Andree and Wells wheel Hester into the meeting room. Bald and on oxygen, she is too weak to stand. But she is there. The camera pans to Little and Bartlett. Their eyes water at the sight of her.
Vicari says he received a call from Gov. Jon Corzine at home over the weekend, urging them to pass the resolution
extending the benefits.
Bartlett tells the audience he has looked at the situation from a “rather narrow perspective.”
“The phone call Freeholder Vicari got from the governor went a long way to say to this freeholder
it is appropriate for us to face what has been a
difficult situation for many people,” Bartlett
said.
Andree and Hester hold hands while the freeholders unanimously approve the resolution.
Hester is wheeled to the microphone. It is the last public statement she will ever make.
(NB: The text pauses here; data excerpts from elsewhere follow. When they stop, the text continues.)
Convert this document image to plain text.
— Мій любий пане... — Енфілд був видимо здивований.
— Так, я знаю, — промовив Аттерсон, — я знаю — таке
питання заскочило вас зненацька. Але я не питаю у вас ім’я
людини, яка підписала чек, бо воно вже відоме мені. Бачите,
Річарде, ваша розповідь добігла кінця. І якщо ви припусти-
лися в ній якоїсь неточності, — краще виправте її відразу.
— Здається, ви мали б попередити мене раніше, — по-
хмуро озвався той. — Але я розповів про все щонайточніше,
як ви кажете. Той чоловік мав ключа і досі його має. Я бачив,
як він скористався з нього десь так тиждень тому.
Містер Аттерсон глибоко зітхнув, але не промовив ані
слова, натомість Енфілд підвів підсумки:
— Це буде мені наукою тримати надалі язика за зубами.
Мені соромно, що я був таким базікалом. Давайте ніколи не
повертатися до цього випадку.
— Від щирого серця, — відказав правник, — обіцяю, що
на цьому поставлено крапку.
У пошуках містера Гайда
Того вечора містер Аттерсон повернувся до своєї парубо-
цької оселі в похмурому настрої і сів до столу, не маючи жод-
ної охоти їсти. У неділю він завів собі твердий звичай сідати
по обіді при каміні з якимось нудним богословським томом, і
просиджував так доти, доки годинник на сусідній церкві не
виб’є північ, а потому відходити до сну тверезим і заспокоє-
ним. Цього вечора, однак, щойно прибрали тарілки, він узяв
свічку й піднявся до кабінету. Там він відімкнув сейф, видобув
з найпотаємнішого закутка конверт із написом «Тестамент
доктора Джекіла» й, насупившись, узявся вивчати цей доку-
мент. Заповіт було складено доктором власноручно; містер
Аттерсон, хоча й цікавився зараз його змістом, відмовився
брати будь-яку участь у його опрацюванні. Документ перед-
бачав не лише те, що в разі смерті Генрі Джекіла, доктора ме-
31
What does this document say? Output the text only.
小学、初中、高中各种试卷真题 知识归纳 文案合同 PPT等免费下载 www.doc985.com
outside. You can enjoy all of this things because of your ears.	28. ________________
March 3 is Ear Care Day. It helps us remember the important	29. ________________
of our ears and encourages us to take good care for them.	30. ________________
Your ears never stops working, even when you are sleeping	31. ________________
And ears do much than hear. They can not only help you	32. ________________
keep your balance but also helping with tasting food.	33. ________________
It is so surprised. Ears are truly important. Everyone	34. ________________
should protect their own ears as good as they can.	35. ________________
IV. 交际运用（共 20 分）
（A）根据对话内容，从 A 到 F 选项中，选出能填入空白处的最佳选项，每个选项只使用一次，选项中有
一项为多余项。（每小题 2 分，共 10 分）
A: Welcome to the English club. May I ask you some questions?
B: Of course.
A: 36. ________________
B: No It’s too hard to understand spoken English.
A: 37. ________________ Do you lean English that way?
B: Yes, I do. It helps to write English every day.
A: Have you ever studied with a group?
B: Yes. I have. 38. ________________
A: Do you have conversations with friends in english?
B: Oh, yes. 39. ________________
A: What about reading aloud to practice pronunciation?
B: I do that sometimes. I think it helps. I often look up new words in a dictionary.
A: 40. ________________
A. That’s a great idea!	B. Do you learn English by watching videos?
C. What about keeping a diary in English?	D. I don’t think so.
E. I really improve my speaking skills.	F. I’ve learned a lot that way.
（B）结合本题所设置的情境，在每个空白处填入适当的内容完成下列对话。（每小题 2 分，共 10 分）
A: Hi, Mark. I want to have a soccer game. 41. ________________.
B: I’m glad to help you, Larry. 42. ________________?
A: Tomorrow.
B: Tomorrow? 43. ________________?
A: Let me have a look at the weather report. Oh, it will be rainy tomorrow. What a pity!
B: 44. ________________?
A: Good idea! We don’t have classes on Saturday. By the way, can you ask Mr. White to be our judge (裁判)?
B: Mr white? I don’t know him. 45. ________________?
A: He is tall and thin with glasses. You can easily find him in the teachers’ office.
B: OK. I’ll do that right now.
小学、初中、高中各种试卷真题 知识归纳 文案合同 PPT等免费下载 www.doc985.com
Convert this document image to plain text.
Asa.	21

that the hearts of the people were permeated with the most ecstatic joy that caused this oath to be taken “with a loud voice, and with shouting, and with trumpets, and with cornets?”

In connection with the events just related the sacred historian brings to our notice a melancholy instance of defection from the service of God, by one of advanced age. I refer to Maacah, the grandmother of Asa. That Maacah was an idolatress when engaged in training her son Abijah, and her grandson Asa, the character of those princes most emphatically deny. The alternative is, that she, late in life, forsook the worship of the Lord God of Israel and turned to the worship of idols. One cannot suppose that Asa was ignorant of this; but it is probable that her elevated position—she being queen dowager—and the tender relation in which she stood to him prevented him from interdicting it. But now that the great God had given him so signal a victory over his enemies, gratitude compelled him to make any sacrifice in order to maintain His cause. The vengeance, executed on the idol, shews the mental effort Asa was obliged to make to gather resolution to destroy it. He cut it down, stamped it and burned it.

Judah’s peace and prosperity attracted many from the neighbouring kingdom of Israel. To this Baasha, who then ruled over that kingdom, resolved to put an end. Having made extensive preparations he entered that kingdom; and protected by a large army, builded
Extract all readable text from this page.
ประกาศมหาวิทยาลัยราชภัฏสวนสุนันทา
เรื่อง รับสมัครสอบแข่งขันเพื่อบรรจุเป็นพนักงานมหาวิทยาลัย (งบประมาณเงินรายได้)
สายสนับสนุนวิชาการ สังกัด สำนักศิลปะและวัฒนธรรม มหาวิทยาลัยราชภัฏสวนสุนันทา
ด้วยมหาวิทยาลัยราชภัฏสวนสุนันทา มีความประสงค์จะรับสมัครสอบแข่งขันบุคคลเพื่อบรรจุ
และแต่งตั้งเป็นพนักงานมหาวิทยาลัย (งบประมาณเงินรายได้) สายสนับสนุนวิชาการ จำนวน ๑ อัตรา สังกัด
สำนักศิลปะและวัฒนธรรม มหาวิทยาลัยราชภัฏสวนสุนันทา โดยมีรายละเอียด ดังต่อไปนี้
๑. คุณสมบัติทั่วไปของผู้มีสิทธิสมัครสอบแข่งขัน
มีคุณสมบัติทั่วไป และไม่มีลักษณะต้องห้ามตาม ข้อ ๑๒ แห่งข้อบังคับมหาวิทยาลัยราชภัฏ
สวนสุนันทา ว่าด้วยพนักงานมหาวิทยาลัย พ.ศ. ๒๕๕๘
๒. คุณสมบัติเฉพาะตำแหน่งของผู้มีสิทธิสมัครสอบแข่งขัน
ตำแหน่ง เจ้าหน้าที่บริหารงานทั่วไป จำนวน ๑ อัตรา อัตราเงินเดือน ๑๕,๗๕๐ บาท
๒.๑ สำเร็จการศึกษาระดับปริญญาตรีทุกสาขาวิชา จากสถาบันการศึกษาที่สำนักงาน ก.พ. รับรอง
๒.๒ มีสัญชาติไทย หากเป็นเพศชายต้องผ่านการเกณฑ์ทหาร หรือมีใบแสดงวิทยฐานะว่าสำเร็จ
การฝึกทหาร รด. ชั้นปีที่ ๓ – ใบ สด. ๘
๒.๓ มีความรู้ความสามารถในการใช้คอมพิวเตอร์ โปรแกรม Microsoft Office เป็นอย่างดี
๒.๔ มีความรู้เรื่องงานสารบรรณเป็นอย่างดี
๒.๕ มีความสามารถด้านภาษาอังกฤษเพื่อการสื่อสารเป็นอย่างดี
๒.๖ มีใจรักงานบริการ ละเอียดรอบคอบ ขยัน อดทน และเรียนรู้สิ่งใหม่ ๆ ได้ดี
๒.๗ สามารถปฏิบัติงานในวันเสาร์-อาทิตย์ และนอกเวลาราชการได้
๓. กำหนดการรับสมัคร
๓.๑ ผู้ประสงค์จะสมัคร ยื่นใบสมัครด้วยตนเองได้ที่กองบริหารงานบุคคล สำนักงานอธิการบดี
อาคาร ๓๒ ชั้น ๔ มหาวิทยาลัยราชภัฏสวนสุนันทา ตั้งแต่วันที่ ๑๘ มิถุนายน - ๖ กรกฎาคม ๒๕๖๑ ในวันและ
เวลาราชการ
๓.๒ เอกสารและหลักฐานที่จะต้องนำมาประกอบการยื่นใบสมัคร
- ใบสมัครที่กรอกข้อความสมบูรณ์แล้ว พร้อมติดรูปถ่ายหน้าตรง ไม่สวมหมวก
“People like Stacie and I are just average
people that have a home and a couple of dogs and pay our taxes,” she said. “We just wanted
everything to be equal.”
The four freeholders rise to their feet and
applaud.
Laurel Hester died several weeks later, at
home. She was 49. New Jersey State Police officers
carried her ashes into her funeral service at
the church.
“Freeheld” ends with footage of Laurel Hester in
healthier days, swimming in blue water with two dolphins. She hangs onto their tails as they take her for a ride and laughs.
“Freeheld” is not an easy film to watch. It’s not an easy film to ignore.